Anyway, this paper was going nowhere and desperate times called for desperate measures. I lived in the tiniest of tiny singles way up in the hills of Dolan. So, within those paper-thin walls I locked myself away from the outside world, in a manner of speaking, and set about the task at hand. I had done the research earlier, now it was just the actual writing part.

For the better part of two days I went without a shower and subsisted on peanut-butter sandwiches, lemon-twist Pepsi, and lots and lots of coffee. When it was all said and done my body had been thoroughly punished and my paper really wasn’t all that spectacular. I had procrastinated for two months and my penalty was almost going out of my mind from caginess and caffeine.

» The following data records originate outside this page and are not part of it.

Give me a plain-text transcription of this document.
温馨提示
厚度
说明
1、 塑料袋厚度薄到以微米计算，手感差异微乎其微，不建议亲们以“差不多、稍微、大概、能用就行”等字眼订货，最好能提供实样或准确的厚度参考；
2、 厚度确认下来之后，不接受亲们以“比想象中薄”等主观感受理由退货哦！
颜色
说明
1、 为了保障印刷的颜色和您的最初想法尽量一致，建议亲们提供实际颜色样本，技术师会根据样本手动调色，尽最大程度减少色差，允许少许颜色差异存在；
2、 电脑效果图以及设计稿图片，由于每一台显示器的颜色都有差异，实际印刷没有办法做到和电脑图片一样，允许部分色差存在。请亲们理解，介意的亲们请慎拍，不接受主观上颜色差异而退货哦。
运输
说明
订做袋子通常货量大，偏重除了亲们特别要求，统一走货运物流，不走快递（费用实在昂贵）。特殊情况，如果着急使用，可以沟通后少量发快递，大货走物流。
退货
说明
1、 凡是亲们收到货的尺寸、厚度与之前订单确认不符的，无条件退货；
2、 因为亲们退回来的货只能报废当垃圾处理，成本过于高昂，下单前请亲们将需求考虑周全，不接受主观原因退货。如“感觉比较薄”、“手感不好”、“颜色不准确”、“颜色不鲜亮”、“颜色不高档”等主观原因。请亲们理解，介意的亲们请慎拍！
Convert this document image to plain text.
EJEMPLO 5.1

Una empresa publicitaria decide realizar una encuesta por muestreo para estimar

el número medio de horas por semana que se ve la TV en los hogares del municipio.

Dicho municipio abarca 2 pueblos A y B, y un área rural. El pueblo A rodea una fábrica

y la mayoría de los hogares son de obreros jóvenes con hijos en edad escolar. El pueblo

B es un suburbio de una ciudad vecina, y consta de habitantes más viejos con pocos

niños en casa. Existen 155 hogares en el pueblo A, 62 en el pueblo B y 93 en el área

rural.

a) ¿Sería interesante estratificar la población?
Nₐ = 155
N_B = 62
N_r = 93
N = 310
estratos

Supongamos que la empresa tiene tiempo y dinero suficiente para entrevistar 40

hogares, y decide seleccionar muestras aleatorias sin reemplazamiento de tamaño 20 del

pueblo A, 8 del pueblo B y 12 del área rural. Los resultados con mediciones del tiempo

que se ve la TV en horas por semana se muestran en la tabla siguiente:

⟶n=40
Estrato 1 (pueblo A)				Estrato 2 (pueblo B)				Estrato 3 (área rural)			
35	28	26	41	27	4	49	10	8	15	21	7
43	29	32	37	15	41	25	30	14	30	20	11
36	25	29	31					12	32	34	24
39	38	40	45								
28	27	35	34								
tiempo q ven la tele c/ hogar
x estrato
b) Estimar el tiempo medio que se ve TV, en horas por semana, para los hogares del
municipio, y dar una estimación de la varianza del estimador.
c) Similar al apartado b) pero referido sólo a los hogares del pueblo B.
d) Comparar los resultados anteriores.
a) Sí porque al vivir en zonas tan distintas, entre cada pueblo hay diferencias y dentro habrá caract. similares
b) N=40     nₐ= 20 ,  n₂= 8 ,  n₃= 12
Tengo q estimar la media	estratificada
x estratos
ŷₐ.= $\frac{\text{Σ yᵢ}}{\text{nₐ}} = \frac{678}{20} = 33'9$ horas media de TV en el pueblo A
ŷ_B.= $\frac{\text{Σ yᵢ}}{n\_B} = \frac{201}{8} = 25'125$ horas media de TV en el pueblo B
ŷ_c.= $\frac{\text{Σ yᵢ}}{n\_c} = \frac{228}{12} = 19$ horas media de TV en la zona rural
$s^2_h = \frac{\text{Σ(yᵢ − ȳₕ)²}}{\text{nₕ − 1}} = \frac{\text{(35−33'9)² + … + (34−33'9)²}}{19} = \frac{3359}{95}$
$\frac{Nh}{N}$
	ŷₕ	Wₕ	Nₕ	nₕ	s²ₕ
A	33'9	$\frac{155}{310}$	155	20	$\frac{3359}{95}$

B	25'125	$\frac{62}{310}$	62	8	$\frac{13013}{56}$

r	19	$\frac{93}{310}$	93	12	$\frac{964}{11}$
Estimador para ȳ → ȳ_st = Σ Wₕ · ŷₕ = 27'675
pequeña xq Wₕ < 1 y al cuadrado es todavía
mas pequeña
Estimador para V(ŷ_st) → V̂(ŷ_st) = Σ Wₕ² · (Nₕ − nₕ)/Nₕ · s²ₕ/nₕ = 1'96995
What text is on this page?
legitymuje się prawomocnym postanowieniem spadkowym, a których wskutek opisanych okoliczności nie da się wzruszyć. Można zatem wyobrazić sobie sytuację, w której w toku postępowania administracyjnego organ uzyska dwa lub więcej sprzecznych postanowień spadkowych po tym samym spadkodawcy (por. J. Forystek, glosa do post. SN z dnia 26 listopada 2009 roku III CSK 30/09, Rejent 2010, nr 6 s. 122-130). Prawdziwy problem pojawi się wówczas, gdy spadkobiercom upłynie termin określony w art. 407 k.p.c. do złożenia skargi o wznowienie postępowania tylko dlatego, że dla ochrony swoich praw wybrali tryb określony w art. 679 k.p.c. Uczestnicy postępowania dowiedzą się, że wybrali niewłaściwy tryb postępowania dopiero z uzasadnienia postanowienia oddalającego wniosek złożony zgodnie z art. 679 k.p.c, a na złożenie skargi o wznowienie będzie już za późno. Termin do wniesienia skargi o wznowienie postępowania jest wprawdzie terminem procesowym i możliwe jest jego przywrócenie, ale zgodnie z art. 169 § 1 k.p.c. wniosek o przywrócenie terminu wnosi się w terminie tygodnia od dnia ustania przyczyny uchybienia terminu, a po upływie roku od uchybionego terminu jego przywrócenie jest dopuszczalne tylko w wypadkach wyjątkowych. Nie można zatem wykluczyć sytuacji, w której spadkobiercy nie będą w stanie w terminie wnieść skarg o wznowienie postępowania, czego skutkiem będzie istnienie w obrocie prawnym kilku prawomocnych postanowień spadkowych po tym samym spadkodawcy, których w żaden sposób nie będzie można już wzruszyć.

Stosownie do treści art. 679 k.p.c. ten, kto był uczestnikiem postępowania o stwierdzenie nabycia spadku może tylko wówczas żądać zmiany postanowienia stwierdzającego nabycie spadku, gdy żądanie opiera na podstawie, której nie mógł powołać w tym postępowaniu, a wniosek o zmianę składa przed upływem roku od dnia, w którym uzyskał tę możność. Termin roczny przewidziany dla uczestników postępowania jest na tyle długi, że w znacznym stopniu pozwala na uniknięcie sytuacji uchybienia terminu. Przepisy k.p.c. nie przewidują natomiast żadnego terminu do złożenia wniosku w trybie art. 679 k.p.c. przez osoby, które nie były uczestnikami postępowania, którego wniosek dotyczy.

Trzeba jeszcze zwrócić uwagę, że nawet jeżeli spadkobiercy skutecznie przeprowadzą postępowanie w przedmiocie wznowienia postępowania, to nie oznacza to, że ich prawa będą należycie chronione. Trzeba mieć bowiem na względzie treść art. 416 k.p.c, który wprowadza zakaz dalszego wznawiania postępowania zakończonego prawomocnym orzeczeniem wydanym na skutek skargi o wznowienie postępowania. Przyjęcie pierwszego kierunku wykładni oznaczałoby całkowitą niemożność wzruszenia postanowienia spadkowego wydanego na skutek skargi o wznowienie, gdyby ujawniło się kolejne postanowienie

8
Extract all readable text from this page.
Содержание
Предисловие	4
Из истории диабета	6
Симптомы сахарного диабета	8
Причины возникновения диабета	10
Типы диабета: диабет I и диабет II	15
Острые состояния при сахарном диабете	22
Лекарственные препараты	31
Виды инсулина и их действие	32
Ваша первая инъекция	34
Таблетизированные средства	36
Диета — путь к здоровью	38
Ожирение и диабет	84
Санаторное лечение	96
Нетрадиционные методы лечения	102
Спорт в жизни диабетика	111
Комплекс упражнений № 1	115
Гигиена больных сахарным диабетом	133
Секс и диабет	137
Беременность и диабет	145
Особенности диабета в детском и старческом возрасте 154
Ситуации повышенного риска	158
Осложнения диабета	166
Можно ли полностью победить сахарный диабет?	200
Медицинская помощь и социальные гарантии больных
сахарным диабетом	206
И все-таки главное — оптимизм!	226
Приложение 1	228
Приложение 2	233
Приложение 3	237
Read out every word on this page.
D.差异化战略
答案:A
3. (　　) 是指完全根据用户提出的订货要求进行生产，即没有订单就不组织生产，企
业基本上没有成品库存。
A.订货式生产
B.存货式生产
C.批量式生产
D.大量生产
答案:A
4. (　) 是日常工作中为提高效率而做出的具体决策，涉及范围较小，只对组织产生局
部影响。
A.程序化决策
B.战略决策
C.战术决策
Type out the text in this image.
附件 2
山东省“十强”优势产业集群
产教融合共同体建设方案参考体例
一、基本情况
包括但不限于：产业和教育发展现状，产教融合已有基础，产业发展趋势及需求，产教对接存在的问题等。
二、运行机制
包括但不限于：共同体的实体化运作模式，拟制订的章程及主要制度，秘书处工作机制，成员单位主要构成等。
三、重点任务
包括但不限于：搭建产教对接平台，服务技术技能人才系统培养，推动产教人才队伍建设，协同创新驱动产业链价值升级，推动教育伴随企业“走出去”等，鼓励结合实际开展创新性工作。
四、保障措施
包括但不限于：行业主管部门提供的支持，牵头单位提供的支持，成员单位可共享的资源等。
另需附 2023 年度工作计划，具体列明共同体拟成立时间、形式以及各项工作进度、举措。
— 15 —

What have I learned since then? Not much as I hammer out this article. Our time between the assignment date and the due date just seems to evaporate. If the weekend starts on Thursday and runs through Sunday morning, this leaves us with only three-and-a-half days to get anything done. Sunday afternoon is all about laying out just how many pages we need to read and what is due when. Monday we usually manage to be productive. Tuesday we get a little less done. By the time Wednesday roles around visions of the weekend cloud our minds. After that it’s all down hill.

Parents’ weekend usually involves mom and dad making a trip to the bookstore and buying us another day-organizer or calendar. So, as I and countless others slowly begin to explode from ever increasing stress I think of all the dust that gathers on those organizers. They should just make our lives easier and print after Monday, “Forget about it. It’s just not gonna happen.” They should just ban the damn things outright. All they do, it seems, is point out just how unorganized we actually are.